Although they’re still analyzing the data from the most recent aerial survey, the Nunavut government’s environment department is reporting that the numbers of caribou on Baffin Island are so low, serious conservation measures, and possibly even a moratorium on hunting, might be necessary to allow herds to recover.
“It was almost a shock in North Baffin, to see such low numbers there,” said Drikus Gissing, director of wildlife management for the Department of Environment.
“This is one of the biggest conservation issues Nunavut has ever had to deal with.”
The GN spent about $1 million on what Gissing describes as the largest ever aerial survey in Nunavut — and quite possibly in the world — covering nearly the entire island and most of the Melville Peninsula from Feb. 26 to March 21.
During that time, crews in three airplanes and one helicopter flew transects amounting to more than 46,000 miles, Gissing said.
“We put a lot of money and a lot of effort into this island-wide survey. It was a huge exercise and we were extremely lucky with the weather,” Gissing said.
“We all want the herd to recover. But I can tell you, it’s not a good situation. It’s really bad. But it’s not unexpected.”
Hunters have been concerned about the number of caribou for years and so the GN has been undertaking aerial surveys to try to come up with solid numbers.
Last year, the GN released the results of a 2012 survey of South Baffin which suggested caribou numbers had plummeted by 95 per cent to fewer than 2,000 animals.
Gissing said some people questioned the reliability of that survey since crews had been repeatedly grounded by bad weather and might have missed some caribou as a result.
In this recent survey, Gissing said, crews surveyed a huge swath of the island in one shot and the weather was mostly clear and cold which he believes contributed to a reliable set of results.
Background information describing the survey said it was designed with help from, and consultation with, local hunters and trappers organizations.
Actual estimates are still being compiled and are not ready for public release yet, “but I can tell you, it’s very, very low. The numbers in North Baffin are so low, it’s like there’s almost none there.”
When asked if he’d heard rumours of a possible moratorium, he said yes, but added, “it’s difficult. You’re dealing with a species that’s very important to Inuit. If you put in a moratorium, you’ll have to have it last for years.”
By “years,” he means it might take a generation for the caribou on Baffin Island to recover and that means between 20 to 50 years.

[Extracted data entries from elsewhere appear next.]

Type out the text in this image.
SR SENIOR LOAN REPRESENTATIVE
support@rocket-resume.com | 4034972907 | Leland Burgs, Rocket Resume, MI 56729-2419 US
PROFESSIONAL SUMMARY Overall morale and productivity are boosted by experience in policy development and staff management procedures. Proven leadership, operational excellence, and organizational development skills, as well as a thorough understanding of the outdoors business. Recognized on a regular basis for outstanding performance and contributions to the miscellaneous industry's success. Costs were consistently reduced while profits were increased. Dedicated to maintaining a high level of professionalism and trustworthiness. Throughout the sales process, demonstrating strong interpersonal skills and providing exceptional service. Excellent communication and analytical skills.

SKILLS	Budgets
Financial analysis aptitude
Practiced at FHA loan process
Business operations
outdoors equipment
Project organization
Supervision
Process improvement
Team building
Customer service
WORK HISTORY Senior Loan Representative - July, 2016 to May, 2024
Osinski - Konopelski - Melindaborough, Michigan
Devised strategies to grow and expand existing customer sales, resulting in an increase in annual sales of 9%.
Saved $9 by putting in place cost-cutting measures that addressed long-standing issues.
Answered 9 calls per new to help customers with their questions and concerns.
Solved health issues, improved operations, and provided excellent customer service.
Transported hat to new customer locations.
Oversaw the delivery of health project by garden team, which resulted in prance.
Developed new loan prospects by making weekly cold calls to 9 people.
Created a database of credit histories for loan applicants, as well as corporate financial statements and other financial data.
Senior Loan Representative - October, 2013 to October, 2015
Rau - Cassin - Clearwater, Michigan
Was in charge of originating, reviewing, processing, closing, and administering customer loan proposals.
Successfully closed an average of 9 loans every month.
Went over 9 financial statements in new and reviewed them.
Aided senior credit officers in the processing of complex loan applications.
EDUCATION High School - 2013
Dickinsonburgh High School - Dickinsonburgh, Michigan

“I want to add that the low numbers are not due to hunting. It’s a natural cycle,” he said. “These have been observed before, in the 1940s, there were low numbers but they recovered by the 1980s and 1990s. Now they’re going down again.”
Gissing said the GN is hoping to hold consultations with community members this fall and then make a recommendation to the Nunavut Wildlife Management Board, based on what they hear at those meetings.
He says the meeting will likely be held in Iqaluit with representatives from each community brought in to participate.
Prior to that, the Baffin Island Caribou Co-management Steering Committee will meet to discuss the situation, especially concerning the North Baffin population.
That committee is made up of representatives from Nunavut Tunngavik Inc., the Qikiqtaaluk Wildlife Board, the Nunavut Wildlife Management Board and the GN’s Department of Environment.
According to information provided by the environment department, anecdotal information from Inuit suggested there were more than 100,000 caribou on Baffin Island in 1985.
In 1991, the South Baffin population was deemed stable at between 60,000 and 180,000 animals, Northeastern Baffin had an estimated 10,000 animals and the North Baffin caribou numbered between 50,000 and 150,000.